[lazarus] Order of destruction in TCustomListBox

Mattias Gaertner nc-gaertnma at netcologne.de
Mon Dec 15 14:40:29 EST 2003


On Mon, 15 Dec 2003 09:01:47 +0100  Micha Nelissen <micha at neli.hopto.org>
wrote:

> Mattias Gaertner wrote:
> 
> > On Sun, 14 Dec 2003 15:09:48 +0100  Micha Nelissen
> > <micha at neli.hopto.org> wrote:
> >><output>
> >>CB.SomeFunc call
> >>Constructor
> >></output>
> >>
> >>Which is not logical, IMHO.
> > 
> > 
> > It is just a matter of definition. Although it would be interesting how
> > you imagine a more logical alternative.
> 
> The definition is: the object is only 'defined', if it's constructor has 
> run completely. Something along those lines is used by C++. After each 
> constructor run, and only then, are the overriden function pointers 
> written to the VMT. Personally, I think this is more logical, although 
> maybe it's a matter of personal taste.

I got the feeling, Micha is talking about general OOP, while the answers are
about implementation details in FPC/Delphi. I think, the real problem is
that there are different definitions of OOP.

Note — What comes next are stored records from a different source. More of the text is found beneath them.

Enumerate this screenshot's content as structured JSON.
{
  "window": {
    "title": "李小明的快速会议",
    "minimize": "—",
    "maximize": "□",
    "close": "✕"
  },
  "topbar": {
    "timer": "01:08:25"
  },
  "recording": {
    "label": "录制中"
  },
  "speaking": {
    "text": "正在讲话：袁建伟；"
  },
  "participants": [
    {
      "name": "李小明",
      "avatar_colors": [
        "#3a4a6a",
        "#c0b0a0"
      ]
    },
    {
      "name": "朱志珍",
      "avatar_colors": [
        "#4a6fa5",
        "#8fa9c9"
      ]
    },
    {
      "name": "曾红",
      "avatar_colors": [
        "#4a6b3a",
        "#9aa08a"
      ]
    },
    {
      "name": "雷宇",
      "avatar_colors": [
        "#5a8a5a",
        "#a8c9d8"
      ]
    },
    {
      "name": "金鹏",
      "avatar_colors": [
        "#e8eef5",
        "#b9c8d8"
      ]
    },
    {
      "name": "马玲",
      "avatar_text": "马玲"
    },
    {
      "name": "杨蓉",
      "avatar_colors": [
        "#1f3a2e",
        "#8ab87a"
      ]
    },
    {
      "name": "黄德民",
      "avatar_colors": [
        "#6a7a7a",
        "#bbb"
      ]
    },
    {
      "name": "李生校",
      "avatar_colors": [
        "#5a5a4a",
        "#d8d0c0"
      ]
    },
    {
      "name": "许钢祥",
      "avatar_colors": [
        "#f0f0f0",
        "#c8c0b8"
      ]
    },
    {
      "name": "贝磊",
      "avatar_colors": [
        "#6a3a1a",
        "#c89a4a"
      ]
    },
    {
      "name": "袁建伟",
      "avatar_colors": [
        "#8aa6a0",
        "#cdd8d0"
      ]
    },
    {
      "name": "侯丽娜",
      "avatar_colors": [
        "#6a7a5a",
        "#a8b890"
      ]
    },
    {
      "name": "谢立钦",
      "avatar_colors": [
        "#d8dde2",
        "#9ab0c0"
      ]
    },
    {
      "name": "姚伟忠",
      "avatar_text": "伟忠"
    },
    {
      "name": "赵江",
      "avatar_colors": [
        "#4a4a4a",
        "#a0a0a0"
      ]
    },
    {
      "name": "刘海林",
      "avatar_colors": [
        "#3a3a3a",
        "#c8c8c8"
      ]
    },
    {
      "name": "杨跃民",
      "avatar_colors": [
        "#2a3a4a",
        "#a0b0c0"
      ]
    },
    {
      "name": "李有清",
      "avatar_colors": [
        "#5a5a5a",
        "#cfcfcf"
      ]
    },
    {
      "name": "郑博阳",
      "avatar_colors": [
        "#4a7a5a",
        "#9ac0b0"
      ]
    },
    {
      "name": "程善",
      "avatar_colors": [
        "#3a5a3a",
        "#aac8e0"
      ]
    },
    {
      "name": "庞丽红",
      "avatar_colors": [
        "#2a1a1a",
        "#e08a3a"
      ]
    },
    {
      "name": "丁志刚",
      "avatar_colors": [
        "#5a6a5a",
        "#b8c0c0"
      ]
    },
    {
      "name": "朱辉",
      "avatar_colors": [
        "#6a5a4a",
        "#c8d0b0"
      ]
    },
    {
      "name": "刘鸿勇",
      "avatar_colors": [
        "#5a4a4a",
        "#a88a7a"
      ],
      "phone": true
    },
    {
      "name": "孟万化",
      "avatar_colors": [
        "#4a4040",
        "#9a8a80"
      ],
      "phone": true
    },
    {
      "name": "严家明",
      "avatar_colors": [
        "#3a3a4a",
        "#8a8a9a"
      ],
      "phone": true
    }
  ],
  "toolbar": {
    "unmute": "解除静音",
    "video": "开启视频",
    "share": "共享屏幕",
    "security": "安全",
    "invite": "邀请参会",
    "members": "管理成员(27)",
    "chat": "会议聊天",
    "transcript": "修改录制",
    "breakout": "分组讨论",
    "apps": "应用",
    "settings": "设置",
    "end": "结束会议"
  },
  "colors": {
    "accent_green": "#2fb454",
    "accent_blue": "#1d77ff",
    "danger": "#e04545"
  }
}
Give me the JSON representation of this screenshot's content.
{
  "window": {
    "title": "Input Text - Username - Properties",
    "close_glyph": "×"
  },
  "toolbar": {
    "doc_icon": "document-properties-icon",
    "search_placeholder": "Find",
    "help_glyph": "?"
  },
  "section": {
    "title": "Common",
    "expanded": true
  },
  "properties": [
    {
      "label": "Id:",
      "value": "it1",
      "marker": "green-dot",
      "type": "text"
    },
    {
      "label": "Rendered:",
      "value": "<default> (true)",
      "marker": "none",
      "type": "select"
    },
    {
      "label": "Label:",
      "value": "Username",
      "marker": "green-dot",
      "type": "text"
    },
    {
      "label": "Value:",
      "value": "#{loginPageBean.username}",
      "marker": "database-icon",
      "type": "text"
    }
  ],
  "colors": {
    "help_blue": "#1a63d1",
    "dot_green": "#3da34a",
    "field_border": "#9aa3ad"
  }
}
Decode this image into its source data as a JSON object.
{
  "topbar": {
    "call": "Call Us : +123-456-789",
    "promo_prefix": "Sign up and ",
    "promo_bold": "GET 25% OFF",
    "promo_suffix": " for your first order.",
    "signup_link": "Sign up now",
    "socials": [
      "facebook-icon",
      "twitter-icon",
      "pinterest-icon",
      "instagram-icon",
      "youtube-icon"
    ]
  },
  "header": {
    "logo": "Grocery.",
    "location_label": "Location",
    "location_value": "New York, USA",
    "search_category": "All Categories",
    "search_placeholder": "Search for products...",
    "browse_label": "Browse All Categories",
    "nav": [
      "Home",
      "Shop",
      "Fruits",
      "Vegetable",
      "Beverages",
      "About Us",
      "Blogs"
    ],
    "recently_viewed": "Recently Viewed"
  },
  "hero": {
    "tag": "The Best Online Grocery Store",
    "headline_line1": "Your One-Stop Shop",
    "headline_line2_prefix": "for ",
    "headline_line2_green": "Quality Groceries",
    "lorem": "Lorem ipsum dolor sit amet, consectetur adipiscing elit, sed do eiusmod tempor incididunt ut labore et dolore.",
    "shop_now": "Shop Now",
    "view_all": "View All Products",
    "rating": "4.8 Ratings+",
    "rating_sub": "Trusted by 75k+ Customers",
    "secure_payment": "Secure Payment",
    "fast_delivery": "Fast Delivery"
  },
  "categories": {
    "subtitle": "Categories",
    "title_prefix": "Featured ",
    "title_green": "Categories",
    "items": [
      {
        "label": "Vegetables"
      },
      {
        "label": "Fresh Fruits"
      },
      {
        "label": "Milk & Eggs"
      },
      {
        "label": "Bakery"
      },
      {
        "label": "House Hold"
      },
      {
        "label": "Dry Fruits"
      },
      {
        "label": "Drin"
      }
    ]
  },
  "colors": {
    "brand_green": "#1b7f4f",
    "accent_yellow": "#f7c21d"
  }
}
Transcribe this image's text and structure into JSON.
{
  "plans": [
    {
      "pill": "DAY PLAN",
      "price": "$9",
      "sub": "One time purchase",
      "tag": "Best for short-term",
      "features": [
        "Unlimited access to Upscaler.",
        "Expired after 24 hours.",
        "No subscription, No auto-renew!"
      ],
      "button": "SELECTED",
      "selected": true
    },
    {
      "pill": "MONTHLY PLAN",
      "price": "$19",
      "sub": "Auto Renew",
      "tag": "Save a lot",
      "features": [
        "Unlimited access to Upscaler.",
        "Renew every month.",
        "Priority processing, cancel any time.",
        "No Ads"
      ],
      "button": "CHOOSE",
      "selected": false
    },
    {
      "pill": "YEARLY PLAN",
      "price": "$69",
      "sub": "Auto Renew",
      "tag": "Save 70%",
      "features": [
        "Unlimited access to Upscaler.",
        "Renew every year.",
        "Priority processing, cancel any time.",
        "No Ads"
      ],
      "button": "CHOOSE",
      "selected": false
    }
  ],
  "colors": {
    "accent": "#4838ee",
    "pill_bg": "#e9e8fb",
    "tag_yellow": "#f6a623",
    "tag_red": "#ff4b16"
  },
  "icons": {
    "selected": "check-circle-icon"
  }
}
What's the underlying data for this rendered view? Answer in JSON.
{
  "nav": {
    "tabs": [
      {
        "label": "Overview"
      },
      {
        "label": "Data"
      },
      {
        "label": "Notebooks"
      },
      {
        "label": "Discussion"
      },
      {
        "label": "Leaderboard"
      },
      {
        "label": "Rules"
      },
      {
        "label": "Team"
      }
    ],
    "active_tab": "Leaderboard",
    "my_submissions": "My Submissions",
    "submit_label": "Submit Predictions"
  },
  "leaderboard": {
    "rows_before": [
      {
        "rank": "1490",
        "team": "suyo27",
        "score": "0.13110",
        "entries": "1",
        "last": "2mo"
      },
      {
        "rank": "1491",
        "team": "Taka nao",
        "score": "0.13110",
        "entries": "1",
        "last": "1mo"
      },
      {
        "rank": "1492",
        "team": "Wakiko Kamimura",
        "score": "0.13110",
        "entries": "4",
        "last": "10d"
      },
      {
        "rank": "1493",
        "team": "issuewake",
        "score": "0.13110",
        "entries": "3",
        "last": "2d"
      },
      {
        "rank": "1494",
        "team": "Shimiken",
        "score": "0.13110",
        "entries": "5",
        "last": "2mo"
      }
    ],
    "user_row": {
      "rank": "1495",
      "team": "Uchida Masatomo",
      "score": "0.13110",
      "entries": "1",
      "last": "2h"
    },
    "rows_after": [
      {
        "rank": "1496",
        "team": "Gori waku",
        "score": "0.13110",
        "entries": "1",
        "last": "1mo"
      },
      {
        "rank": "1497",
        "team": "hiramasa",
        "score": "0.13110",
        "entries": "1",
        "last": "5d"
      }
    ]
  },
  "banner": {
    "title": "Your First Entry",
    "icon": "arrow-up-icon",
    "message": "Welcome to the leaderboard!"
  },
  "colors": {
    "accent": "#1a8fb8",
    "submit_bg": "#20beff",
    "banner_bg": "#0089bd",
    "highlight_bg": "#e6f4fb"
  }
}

About your definition: "the object is only 'defined', if it's constructor
has run completely."

No one will argue about this. Because it does not say a word about inherited
constructors. I guess, you mean something like this:

"every class level of an object is only 'defined', if the constructor of
this level has run completely."

This is the OO view, looking from the outside. You call the constructor to
create and initialize an object (aka an instance of a class). 
Looking from the inside, no constructor is atomic. Creation and
initialization are splittet and inherited constructors are parts of the
initialization process. So, you can only say: "the object initialization is
completed, when it's constructor has run completely."
Inheritance means enhancing a class by adding and changing. The changing is
important here. An inherited object is not just the old class plus some
features. It can behave differently. 
The constructor is no exception. The constructor is overriden and uses the
inherited constructor, because this is the whole point of inheritance: to
save code and to create "is a" relationships. 

So, if you say, that an inherited constructor should create a complete
defined ancestor class (and only this), then you have extended the OO model
by some limits, and this way you can easily make Delphi's/FPC's object
pascal illogical. 

Of course you can also argue: Using another OO definition than FPC and
saying FPC's OOP is not logical is illogical.